A great way of generating passive income – a.k.a. sitting back and waiting for the cashflow – is investing in a property which you would later rent. Nowadays, with all the expats and student exchange programs, people often look for places to rent, and, according to removal services, houses are big on the market. If you are willing to invest in such an endeavour, here are some tips to make the beginning of this adventure a successful one.
• Set a budget. The first and foremost thing you should do is sit down, do number crunching, and figure out what you will be able to work with. Get a loan, if you wish, but be aware that you will need a lot of money. After all, you will need to buy and renovate a house, and houses don’t come cheap. You will also need to maintain the house after the renovations, and still pay its bills until potential tenants come along. Be realistic about what you can and should pay.
• Find the right spot. Now it’s time for some in-depth research. You will need to look for a town or city where people move in all the time – a place with very busy moving and storage companies. If you decide to be picky about tenants, look for a location where the lifestyle consists of the type of tenant you will want in the property you own. But you should be practical about it and have no emotional attachment to the property – even if the tenants are wild students who will party all day and all night, and are bound to break some things, you should not care, as long as they pay rent, replace broken furniture, and don’t damage the property.

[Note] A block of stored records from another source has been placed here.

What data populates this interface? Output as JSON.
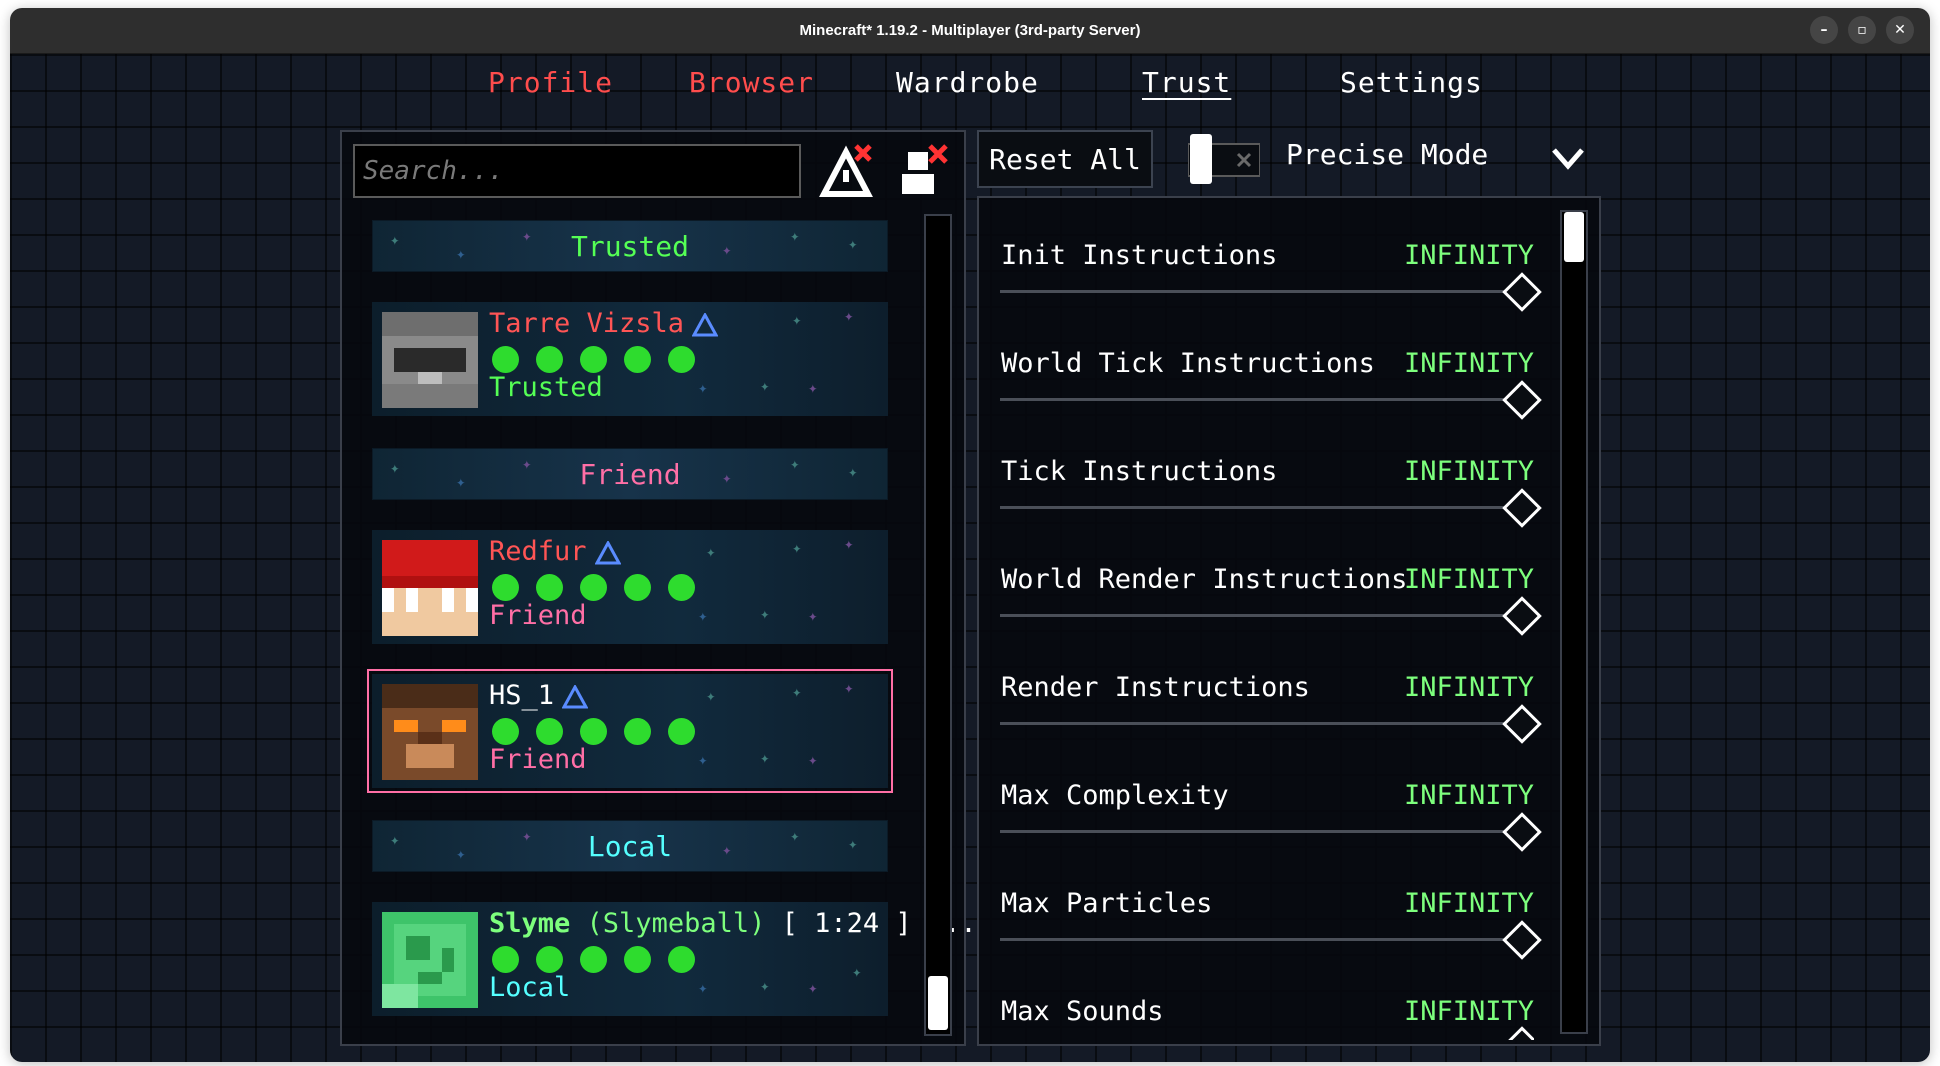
{
  "window": {
    "title": "Minecraft* 1.19.2 - Multiplayer (3rd-party Server)",
    "controls": {
      "minimize": "–",
      "maximize": "▫",
      "close": "✕"
    }
  },
  "tabs": [
    {
      "label": "Profile",
      "color": "#ff4d4d"
    },
    {
      "label": "Browser",
      "color": "#ff4d4d"
    },
    {
      "label": "Wardrobe",
      "color": "#ffffff"
    },
    {
      "label": "Trust",
      "color": "#ffffff",
      "active": true
    },
    {
      "label": "Settings",
      "color": "#ffffff"
    }
  ],
  "left": {
    "search_placeholder": "Search...",
    "groups": {
      "trusted": {
        "label": "Trusted",
        "color": "#55ff55"
      },
      "friend": {
        "label": "Friend",
        "color": "#ff6fa6"
      },
      "local": {
        "label": "Local",
        "color": "#55ffff"
      }
    },
    "players": [
      {
        "name": "Tarre Vizsla",
        "status": "Trusted",
        "name_color": "#ff5555",
        "status_color": "#55ff55",
        "dots": 5
      },
      {
        "name": "Redfur",
        "status": "Friend",
        "name_color": "#ff5555",
        "status_color": "#ff6fa6",
        "dots": 5
      },
      {
        "name": "HS_1",
        "status": "Friend",
        "name_color": "#ffffff",
        "status_color": "#ff6fa6",
        "dots": 5,
        "selected": true
      },
      {
        "name": "Slyme",
        "nickname": "(Slymeball)",
        "time": "[ 1:24 ] ...",
        "status": "Local",
        "name_color": "#7dff7d",
        "status_color": "#55ffff",
        "dots": 5
      }
    ]
  },
  "right": {
    "reset_label": "Reset All",
    "precise_label": "Precise Mode",
    "settings": [
      {
        "name": "Init Instructions",
        "value": "INFINITY"
      },
      {
        "name": "World Tick Instructions",
        "value": "INFINITY"
      },
      {
        "name": "Tick Instructions",
        "value": "INFINITY"
      },
      {
        "name": "World Render Instructions",
        "value": "INFINITY"
      },
      {
        "name": "Render Instructions",
        "value": "INFINITY"
      },
      {
        "name": "Max Complexity",
        "value": "INFINITY"
      },
      {
        "name": "Max Particles",
        "value": "INFINITY"
      },
      {
        "name": "Max Sounds",
        "value": "INFINITY"
      }
    ]
  }
}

Furthermore, you will need to find an appealing place where people will want to live in. A house on the top of a hill is rarely a good idea, but you will achieve something if you buy one in a communicable area, with shops and markets around. If you plan on housing students, get one near universities, and you will get a substantial amount of potential tenants.

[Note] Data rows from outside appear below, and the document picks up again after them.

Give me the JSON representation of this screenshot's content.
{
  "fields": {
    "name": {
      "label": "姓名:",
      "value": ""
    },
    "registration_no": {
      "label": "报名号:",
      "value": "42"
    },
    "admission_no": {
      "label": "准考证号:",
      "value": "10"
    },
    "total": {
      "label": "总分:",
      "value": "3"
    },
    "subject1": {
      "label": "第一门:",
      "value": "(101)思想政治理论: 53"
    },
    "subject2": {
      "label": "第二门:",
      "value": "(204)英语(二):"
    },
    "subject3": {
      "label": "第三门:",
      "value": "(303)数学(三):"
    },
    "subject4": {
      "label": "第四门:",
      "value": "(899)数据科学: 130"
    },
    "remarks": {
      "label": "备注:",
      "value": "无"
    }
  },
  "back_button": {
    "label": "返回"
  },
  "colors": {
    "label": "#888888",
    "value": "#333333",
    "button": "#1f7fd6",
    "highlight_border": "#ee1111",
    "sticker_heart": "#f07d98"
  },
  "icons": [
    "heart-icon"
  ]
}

• Renovate the house. Inspect the house and all its problems, and fix them. Make the house one that you would live in, and add more things. Make sure everything works, and add decorations – but don’t overdo it. A painting or two will be enough, tenants will take care of their own décor anyway. Just make sure it’s furnished and working, and it’s almost ready for rent.
• Finally, you either need to research the market to set the right price, or get yourself a real estate agent to find it for you. You need to set a rent big enough to start paying back your investment as soon as possible, but small enough to attract the most potential tenants. This is one of the tricky parts, but you should handle it by looking at the house rents in the area.
After all this, you are ready. Just do regular inspections to make sure your investment is still standing, and now you can wait for sound of removal vans to voice your future tenants’ arrival.